12
$\begingroup$

There are $N$ buckets.

Each second we add one new ball to a random bucket - so at $t=k$, there are a total of $k$ balls collectively in the buckets.

At $t=1$, we expect that at least one bucket contains one ball.

At $t=\sqrt{2N\ln{2}}$, due to birthday paradox, we expect that at least one bucket contains two balls.

.

.

At $t=f(m)$, we expect at least one bucket to contain $m$ balls.
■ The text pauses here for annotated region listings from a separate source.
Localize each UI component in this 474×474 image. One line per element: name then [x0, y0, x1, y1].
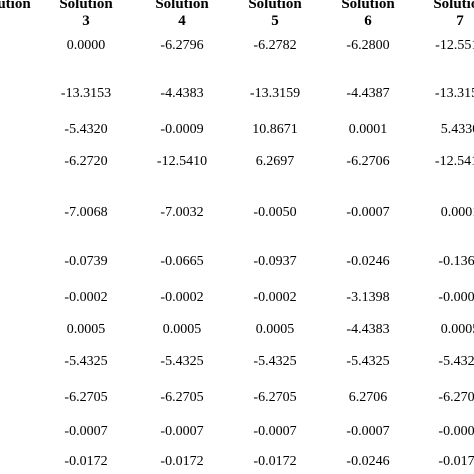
table-cell: -0.0246 [0, 254, 30, 270]
table-cell: -6.2705 [64, 390, 108, 405]
table-cell: -0.0007 [346, 424, 390, 439]
table-cell: -6.2705 [253, 390, 297, 405]
table-cell: -7.0032 [160, 205, 204, 220]
table-cell: -5.4325 [0, 354, 30, 370]
table-cell: -6.2705 [0, 154, 30, 170]
table-cell: -12.5410 [156, 154, 208, 169]
table-cell: -0.0172 [0, 454, 30, 470]
table-cell: -5.4325 [346, 354, 390, 369]
table-cell: -0.0002 [253, 290, 297, 305]
table-cell: -13.3153 [60, 86, 112, 101]
table-cell: -0.0172 [253, 454, 297, 469]
table-cell: -6.2720 [64, 154, 108, 169]
table-cell: -5.4320 [64, 122, 108, 137]
table-cell: -13.3153 [434, 86, 474, 101]
table-cell: -0.0172 [438, 454, 474, 469]
table-cell: -0.0009 [160, 122, 204, 137]
table-cell: 5.4330 [440, 122, 474, 137]
table-cell: -0.0007 [0, 424, 30, 440]
column-header-solution-3: Solution 3 [59, 0, 113, 29]
table-cell: -0.0739 [64, 254, 108, 269]
table-cell: -5.4325 [0, 122, 30, 138]
table-cell: -0.0002 [160, 290, 204, 305]
table-cell: -6.2796 [160, 38, 204, 53]
table-cell: -0.0007 [253, 424, 297, 439]
table-cell: -4.4383 [346, 322, 390, 337]
table-cell: 0.0001 [348, 122, 388, 137]
table-cell: -5.4325 [64, 354, 108, 369]
table-cell: -3.1398 [346, 290, 390, 305]
column-header-solution-5: Solution 5 [248, 0, 302, 29]
table-cell: -12.5511 [435, 38, 474, 53]
table-cell: -5.4325 [160, 354, 204, 369]
table-cell: 6.2697 [255, 154, 295, 169]
table-cell: -0.0007 [346, 205, 390, 220]
table-cell: -6.2705 [438, 390, 474, 405]
table-cell: -4.4383 [160, 86, 204, 101]
table-cell: -6.2798 [0, 38, 30, 54]
table-cell: -0.0246 [346, 254, 390, 269]
column-header-solution-4: Solution 4 [155, 0, 209, 29]
table-cell: 0.0005 [255, 322, 295, 337]
table-cell: -0.0937 [253, 254, 297, 269]
table-cell: -6.2705 [0, 390, 30, 406]
table-cell: -0.0007 [0, 205, 30, 221]
table-cell: -6.2705 [160, 390, 204, 405]
table-cell: -0.0007 [64, 424, 108, 439]
table-cell: -0.0172 [64, 454, 108, 469]
table-cell: 0.0000 [66, 38, 106, 53]
table-cell: -0.0007 [438, 424, 474, 439]
column-header-solution-6: Solution 6 [341, 0, 395, 29]
table-cell: -0.0007 [160, 424, 204, 439]
table-cell: -5.4325 [253, 354, 297, 369]
column-header-solution-2: Solution [0, 0, 31, 12]
table-cell: -12.5410 [434, 154, 474, 169]
column-header-solution-7: Solution 7 [433, 0, 474, 29]
table-cell: -0.1360 [438, 254, 474, 269]
table-cell: 0.0005 [440, 322, 474, 337]
table-cell: -5.4325 [438, 354, 474, 369]
table-cell: -0.0002 [438, 290, 474, 305]
table-cell: -6.2800 [346, 38, 390, 53]
table-cell: -0.0002 [0, 290, 30, 306]
table-cell: -6.2782 [253, 38, 297, 53]
table-cell: -4.4383 [0, 86, 30, 102]
table-cell: 0.0005 [0, 322, 30, 338]
table-cell: -6.2706 [346, 154, 390, 169]
table-cell: 10.8671 [252, 122, 298, 137]
table-cell: -7.0068 [64, 205, 108, 220]
table-cell: -0.0172 [160, 454, 204, 469]
table-cell: 0.0001 [440, 205, 474, 220]
table-cell: -0.0665 [160, 254, 204, 269]
table-cell: 6.2706 [348, 390, 388, 405]
table-cell: -4.4387 [346, 86, 390, 101]
table-cell: -0.0050 [253, 205, 297, 220]
table-cell: 0.0005 [162, 322, 202, 337]
table-cell: -13.3159 [249, 86, 301, 101]
table-cell: -0.0002 [64, 290, 108, 305]
table-cell: -0.0246 [346, 454, 390, 469]
table-cell: 0.0005 [66, 322, 106, 337]
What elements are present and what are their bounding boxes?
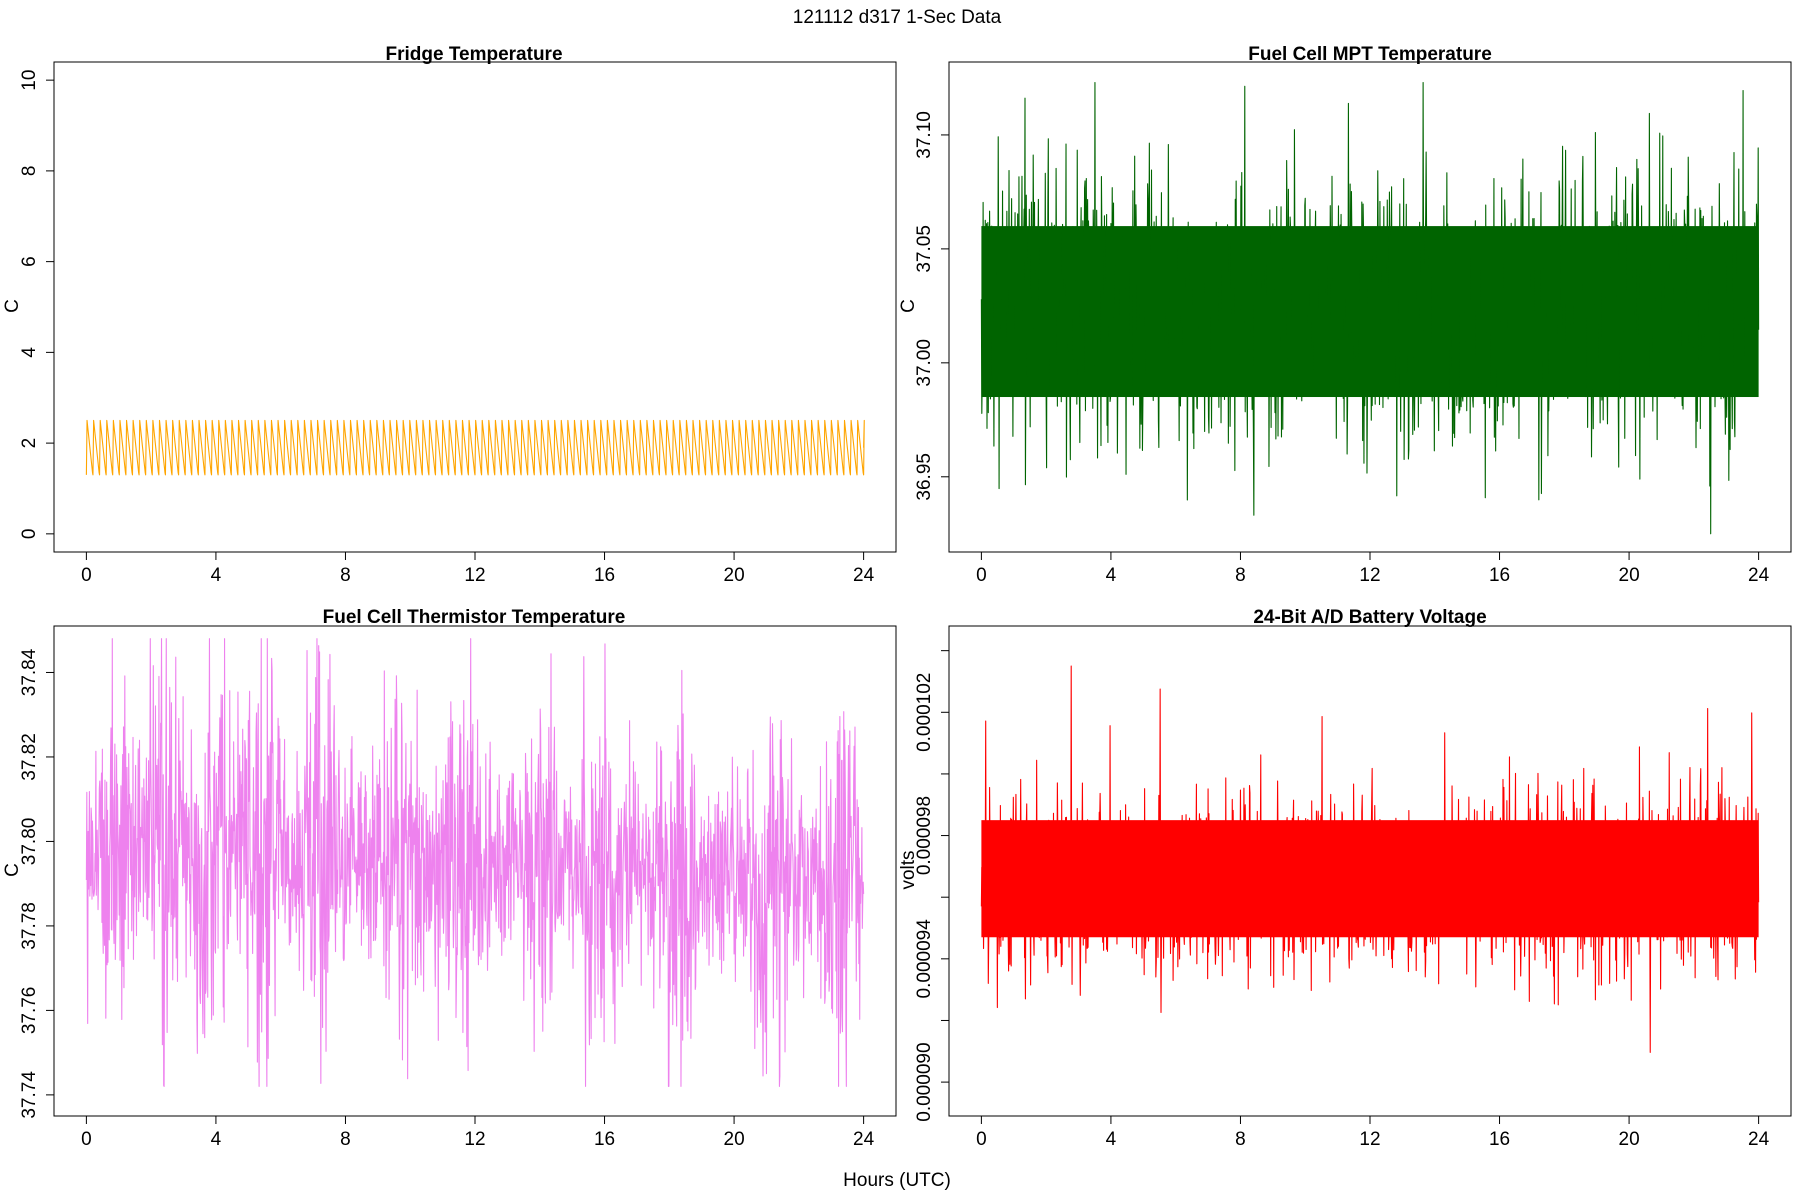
chart-panel-fuel-cell-thermistor-temperature: Fuel Cell Thermistor Temperature C 0 4 8 12…: [2, 607, 897, 1150]
x-tick-label: 4: [1106, 565, 1117, 586]
x-tick-label: 8: [1235, 1129, 1246, 1150]
x-tick-label: 24: [1748, 1129, 1770, 1150]
y-axis-label: C: [2, 863, 23, 877]
y-tick-label: 37.84: [19, 648, 40, 696]
x-tick-label: 0: [976, 1129, 987, 1150]
figure-x-axis-label: Hours (UTC): [843, 1170, 951, 1191]
figure-title: 121112 d317 1-Sec Data: [793, 7, 1002, 28]
y-tick-label: 2: [19, 438, 40, 449]
x-axis: 0 4 8 12 16 20 24: [976, 1115, 1770, 1150]
x-tick-label: 0: [81, 1129, 92, 1150]
x-tick-label: 0: [976, 565, 987, 586]
series-layer: [980, 665, 1760, 1053]
x-tick-label: 4: [211, 1129, 222, 1150]
series-layer: [85, 638, 865, 1087]
x-tick-label: 24: [853, 1129, 875, 1150]
y-tick-label: 37.80: [19, 818, 40, 866]
x-tick-label: 16: [594, 565, 615, 586]
y-tick-label: 37.76: [19, 987, 40, 1035]
x-axis: 0 4 8 12 16 20 24: [976, 551, 1770, 586]
y-axis-label: C: [2, 299, 23, 313]
y-tick-label: 37.10: [914, 111, 935, 159]
y-tick-label: 0: [19, 529, 40, 540]
y-tick-label: 37.78: [19, 902, 40, 950]
x-tick-label: 12: [1359, 1129, 1380, 1150]
series-layer: [980, 81, 1760, 535]
y-tick-label: 0.000094: [914, 919, 935, 999]
x-tick-label: 12: [464, 1129, 485, 1150]
y-tick-label: 0.000090: [914, 1042, 935, 1121]
y-tick-label: 4: [19, 347, 40, 358]
x-tick-label: 8: [1235, 565, 1246, 586]
y-tick-label: 36.95: [914, 453, 935, 501]
series-layer: [85, 419, 865, 476]
x-axis: 0 4 8 12 16 20 24: [81, 1115, 875, 1150]
x-tick-label: 16: [1489, 1129, 1510, 1150]
x-tick-label: 4: [211, 565, 222, 586]
x-tick-label: 8: [340, 1129, 351, 1150]
chart-title: Fridge Temperature: [385, 44, 562, 65]
y-axis-label: volts: [898, 850, 919, 889]
x-tick-label: 8: [340, 565, 351, 586]
y-tick-label: 8: [19, 166, 40, 177]
x-tick-label: 24: [853, 565, 875, 586]
x-axis: 0 4 8 12 16 20 24: [81, 551, 875, 586]
chart-title: Fuel Cell Thermistor Temperature: [323, 607, 626, 628]
y-tick-label: 37.82: [19, 733, 40, 781]
x-tick-label: 12: [1359, 565, 1380, 586]
x-tick-label: 20: [724, 565, 745, 586]
x-tick-label: 20: [724, 1129, 745, 1150]
y-tick-label: 10: [19, 70, 40, 91]
series-line: [980, 81, 1760, 535]
x-tick-label: 0: [81, 565, 92, 586]
y-axis: 36.95 37.00 37.05 37.10: [914, 111, 950, 501]
chart-title: Fuel Cell MPT Temperature: [1248, 44, 1492, 65]
x-tick-label: 24: [1748, 565, 1770, 586]
x-tick-label: 16: [1489, 565, 1510, 586]
y-axis-label: C: [898, 299, 919, 313]
y-tick-label: 37.05: [914, 225, 935, 273]
y-tick-label: 0.000102: [914, 673, 935, 752]
chart-title: 24-Bit A/D Battery Voltage: [1253, 607, 1486, 628]
y-axis: 0.000090 0.000094 0.000098 0.000102: [914, 650, 950, 1122]
chart-panel-battery-voltage: 24-Bit A/D Battery Voltage volts 0 4 8 12 16…: [898, 607, 1792, 1150]
y-axis: 37.74 37.76 37.78 37.80 37.82 37.84: [19, 648, 55, 1119]
x-tick-label: 16: [594, 1129, 615, 1150]
series-line: [85, 419, 865, 476]
y-tick-label: 0.000098: [914, 796, 935, 875]
y-tick-label: 6: [19, 256, 40, 267]
x-tick-label: 12: [464, 565, 485, 586]
y-tick-label: 37.74: [19, 1071, 40, 1119]
chart-panel-fuel-cell-mpt-temperature: Fuel Cell MPT Temperature C 0 4 8 12 16 20 24 …: [898, 44, 1792, 586]
x-tick-label: 20: [1619, 1129, 1640, 1150]
series-line: [980, 665, 1760, 1053]
y-tick-label: 37.00: [914, 339, 935, 387]
series-line: [85, 638, 865, 1087]
x-tick-label: 20: [1619, 565, 1640, 586]
y-axis: 0 2 4 6 8 10: [19, 70, 55, 540]
x-tick-label: 4: [1106, 1129, 1117, 1150]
What is the function $f(m)$?

  • 1
    *Someone* wrote a [blog post](http://calculus7.org/2012/01/16/generalized-birthday-problem/) about this.2012-07-16
  • 0
    The birthday paradox is closer to $\sqrt{N\sqrt 2}$. The classic one is $23\approx \sqrt {365 \sqrt 2}$ A naive approach says you have $\frac {N(N-1)}2$ pairs, so when this is of the order of $1$ you should expect a match.2012-08-25
  • 0
    This is called the "balls in bins" problem, and there is huge amount known about it, because it is crucial to understanding the performance of computer hashing algorithms. You might try a web search for "balls in bins" and see what you find out. Or you might enjoy [this](http://ls2-www.cs.uni-dortmund.de/lehre/winter200203/randalg/balls-and-bins.pdf).2012-08-25
  • 0
    This is not $\sqrt{2N\ln(2)}$ to obtain a 50% chance ?2012-08-29
  • 0
    Actually, the probability $p$ that there bucket with more than one ball occurs is first matched or exceeded at $t=\sqrt {2N\ln \frac 1{1-p}}$.2012-08-25

1 Answers 1

2

Firstly, for $m = 2$, the expected time $f(2)$ at which at least one bucket contains two balls is not $t = \sqrt{2N\ln 2}$. That is the time $t$ at which the probability that there is at least one bucket with two balls crosses $\frac12$. The actual expected time $t$ at which at least one bucket contains two balls is instead given by $$\begin{align} 1 + Q(N) &= 1 + 1 + \frac{N-1}{N} + \frac{(N-1)(N-2)}{N^2} + \cdots + \frac{(N-1)(N-2) \cdots 1}{N^{N-1}} \\ &\sim \sqrt{\frac{\pi N}{2}} + \frac{1}{3}+\frac{1}{12}\sqrt{\frac{\pi}{2N}}-\frac{4}{135N}+\cdots \end{align} $$ where the $\sim$ denotes that these are the precise asymptotics.


(Mildly related: this question and the methods of asymptotic analysis at this one.)

For $m = 3$, see this question, where it is shown that the answer is $$ f(3) = \int_0^\infty \left(1+{x\over N}+{x^2\over2N^2}\right)^N \,e^{-x}\,dx $$ which has asymptotics $$ f(3) \sim 6^{1/3}\,\Gamma(4/3)\, N^{2/3} \approx 1.6226\,N^{2/3}. $$


For general $m$, the above question also says that the above answer generalizes to

$$f(m) \sim \sqrt[m]{m!}\ \Gamma(1 + 1/m)\ N^{1-1/m}$$

(for fixed $m$ and asymptotically as $N \to \infty$).